I often use the extension just for the Research and Plan phases to get my
thoughts in order. Then, I write the DRAFT.md myself. Once I’m done, I bring
the AI back in for the Review phase to coach me on my writing. It’s like
having a team of editors on call, even if you prefer to hold the pen yourself.
⚙️ Under the Hood: Modular JIT Architecture
The “unusual” part of this story is the architecture. In early prototypes, I used a monolithic system prompt. It was a massive wall of text trying to teach Gemini how to be a Researcher, Writer, and Editor all at once.
It was a nightmare. The Writer would start critiquing itself mid-sentence. The Researcher would try to write the conclusion.
So, I shifted to a Modular JIT (Just-In-Time) Context.
Scribe defines personas in isolated TOML configuration files. When you run
/scribe:draft, the tool only loads the “Writer” system prompt. When you run
/scribe:review, it unloads the Writer and loads the “Critic.”
This separation of concerns reduced our token costs by nearly 80% and drastically improved adherence to instructions. It’s efficient, it’s clean, and it’s proper engineering.
🧪 Why I Built This: Towards “Production-Grade” AI
To be honest, I didn’t just build Scribe because I hate writing docs. I built it because I wanted to understand what it really takes to build and publish an extension on geminicli.com.

But more importantly, I’m obsessed with the idea of “Productionising” AI.
In software, we have robust CI/CD pipelines. We know that if we change a line of code, our tests will tell us if we broke something. But with AI? We usually just cross our fingers.
I want to get to a place where we can treat prompts like code.
- Regression Testing: If I update the model version, does my output get better or worse?
- Eval Frameworks: Can I run a test suite that scores the “creativity” or “accuracy” of the output?
- Cost/Value Ratio: Is this change actually adding value to the context, or just burning tokens?
Scribe is my sandbox for these ideas. It’s an attempt to bring the predictability of software delivery to the unpredictable world of GenAI.

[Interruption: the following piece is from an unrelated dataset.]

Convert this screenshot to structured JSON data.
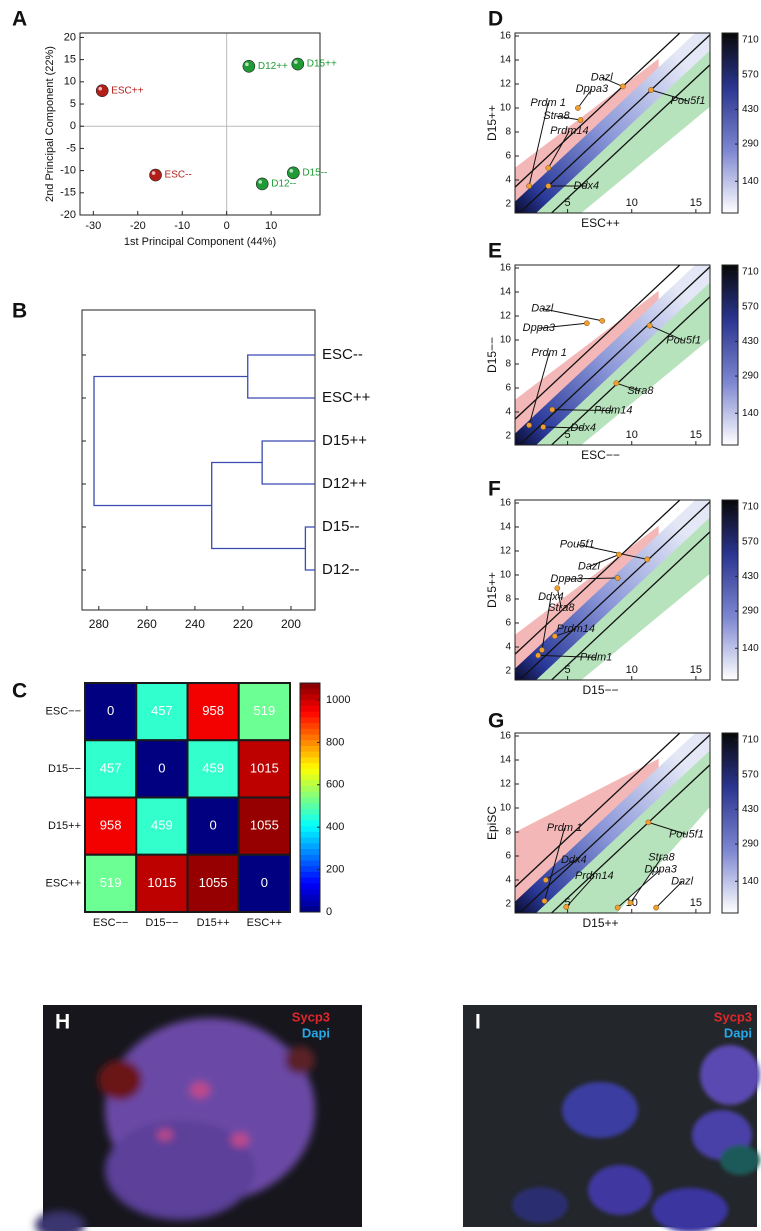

🚀 Conclusion: The Terminal as a Studio
We usually think of the terminal as a place for git, grep, and potentially
breaking production. But with tools like Scribe, it becomes a focused, rigorous
environment for high-stakes creativity.
By treating documentation as a spec-driven engineering problem, we can cure “Blank Page Paralysis” and ensure our whitepapers are as robust as our code.
What’s next? I’m working on adding Git Awareness (so Scribe refuses to overwrite dirty files—safety first) and Semantic CI/CD, where we can actually lint documentation for ambiguity inside GitHub Actions.
I also want to experiment more with using this for PRDs and planning steps in the SDLC (check out my thoughts on The 8 Stations of AI for more context). As we make the process more “production-grade,” I also want to strictly monitor token costs. Interactions with the model need to be efficient and cost-effective, not just “magical.”
Ultimately, what I’ve built so far is just a starting point, me scratching a personal itch. But I think it points to a future where our tools are as context aware as we are.
So, go on. Grab a brew, fire up your terminal, and start building something beautiful.
Takeaway: Want to try “Spec-Driven Documentation” manually? Before you ask an LLM to write anything, force yourself to write a bulleted “Spec” file first. Feed that spec to the model as its primary constraint. You’ll be amazed at the difference.